The Family You Choose - Haftarat Mikeitz

This week’s Haftarah is both well-known and rarely recited. It’s the Haftarah, the portion of the Prophets, that is associated with today’s Torah portion - but because this week’s portion usually coincides with Shabbat Ḥanukkah, we only get this Haftarah once every decade or so. Nevertheless, it is a well-known story: the narrative of Solomon, the king of United Israel whom the Divine bestows with legendary wisdom, encountering the Baby Dilemma. 

If you’re not already familiar with the story, it goes like this: there are two women before him in the court, and one baby. Both women claim to be the mother, and it’s up to Wise King Solomon to determine with whom the infant shall go home. So what is a wise king to do? Rather dramatically, he rules that the baby should be… divided. Horrified, one of the women cries out: ‘No, let her keep the child, just don’t hurt him.’ The other woman seems satisfied with the justice of the king’s solution. And so Solomon sends the infant home with the first woman, the one who cried out for his safety. 

This story is often used to illustrate Solomon’s wisdom. He can weed out the true mother by virtue of calling on her love for her child. However, for the first time this year - in encountering this narrative in relationship with our Torah reading - I have been inclined to read it a little differently.

See, the Torah portion we’ve just read is about Joseph re-encountering his brothers. Joseph was betrayed all those years ago. He was thrown into a pit and then sold into slavery. His biological siblings have proved themselves to be unworthy of familial, emotional relationship. Joseph has since been through much character growth, and he’s found people in his life to act as family. Joseph’s pharaoh found him as an imprisoned, dirty, foreign child, and saw something important in him. Joseph has since married, and he’s fathered his own children. These brothers of his childhood are biological ties, and nothing more. And so when they re-encounter one another, and the brothers fail to recognise Joseph, Joseph leaps at the opportunity to trick them. And his trick, his game with the threat of imprisoning poor young Benjamin, prods at the question of the emotional ties between the siblings. Have they changed? Will they protect the younger sibling, the way that they failed to protect Joseph? The biological relationship is established. The emotional relationship is in question. They are brothers - but are they going to act like brothers? 
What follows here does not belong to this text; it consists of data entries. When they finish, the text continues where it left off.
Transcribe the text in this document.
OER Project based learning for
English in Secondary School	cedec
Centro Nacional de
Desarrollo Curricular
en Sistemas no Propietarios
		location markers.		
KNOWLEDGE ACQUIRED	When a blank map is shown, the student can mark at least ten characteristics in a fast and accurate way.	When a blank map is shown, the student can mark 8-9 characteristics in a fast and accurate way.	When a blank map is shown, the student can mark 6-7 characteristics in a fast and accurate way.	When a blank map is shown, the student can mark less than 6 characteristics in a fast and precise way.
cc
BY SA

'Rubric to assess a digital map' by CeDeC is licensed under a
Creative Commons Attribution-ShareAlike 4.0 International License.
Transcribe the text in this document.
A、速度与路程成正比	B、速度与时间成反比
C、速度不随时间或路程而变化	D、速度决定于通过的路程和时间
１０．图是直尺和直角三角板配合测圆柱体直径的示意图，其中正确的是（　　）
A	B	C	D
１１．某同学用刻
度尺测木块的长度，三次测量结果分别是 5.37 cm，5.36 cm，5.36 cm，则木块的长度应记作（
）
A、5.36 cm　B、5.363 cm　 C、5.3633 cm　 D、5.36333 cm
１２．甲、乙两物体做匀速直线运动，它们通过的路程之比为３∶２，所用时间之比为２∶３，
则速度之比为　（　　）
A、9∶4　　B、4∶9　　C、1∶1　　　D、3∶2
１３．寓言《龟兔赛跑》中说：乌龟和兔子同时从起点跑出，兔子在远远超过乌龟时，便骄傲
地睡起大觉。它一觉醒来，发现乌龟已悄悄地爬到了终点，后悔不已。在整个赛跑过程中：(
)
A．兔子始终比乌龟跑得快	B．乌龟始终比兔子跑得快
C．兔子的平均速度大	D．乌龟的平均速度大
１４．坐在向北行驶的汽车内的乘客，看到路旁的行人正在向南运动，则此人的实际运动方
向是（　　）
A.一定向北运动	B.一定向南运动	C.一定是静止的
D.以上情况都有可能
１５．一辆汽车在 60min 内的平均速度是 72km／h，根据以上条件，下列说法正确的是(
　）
Seeing the Haftarah in relationship with Joseph has changed the way that I see the text and the test, because it reminds us that biological relationships do not always result in love and care the way we would like them to. Sometimes, brothers sell each other into slavery. We happen to know, as readers of the Haftarah, that the woman who cries out to protect the child is described as being the child’s mother. But King Solomon does not have our insight. What King Solomon knows is that one woman will care for the child, and the other - the woman who expresses lack of care - is a danger to him. He does not know where the biological ties lie. But biology is not the entirety of the issue. If you centre the importance of the child, what matters is not which woman birthed him, but where he is safe. The test establishes that one woman cares for his safety and the other does not. That, I think, is Solomon displaying his great and legendary wisdom.

The tricks of Joseph and King Solomon are ultimately both about the place of emotional ties in familial relationships. Kindness, care, and protection are prized. Genetic ties are also important - all twelve sons will reunite, and the covenant will be passed down through them. But they are not primary. The families that we choose are just as important as those we are born into. The Jewish people know this, because we are an ethno-religion - a people whose status as a member of the tribe is passed down from mother to child - and we also accept converts as being adopted into the people. 

May we all be the woman who cries out to protect the child, whether or not they are our biological children. May we all act as brothers and sisters, even when the person standing before us looks like an Egyptian. And may we all learn to love and be loved like chosen family, even with the families who were chosen for us.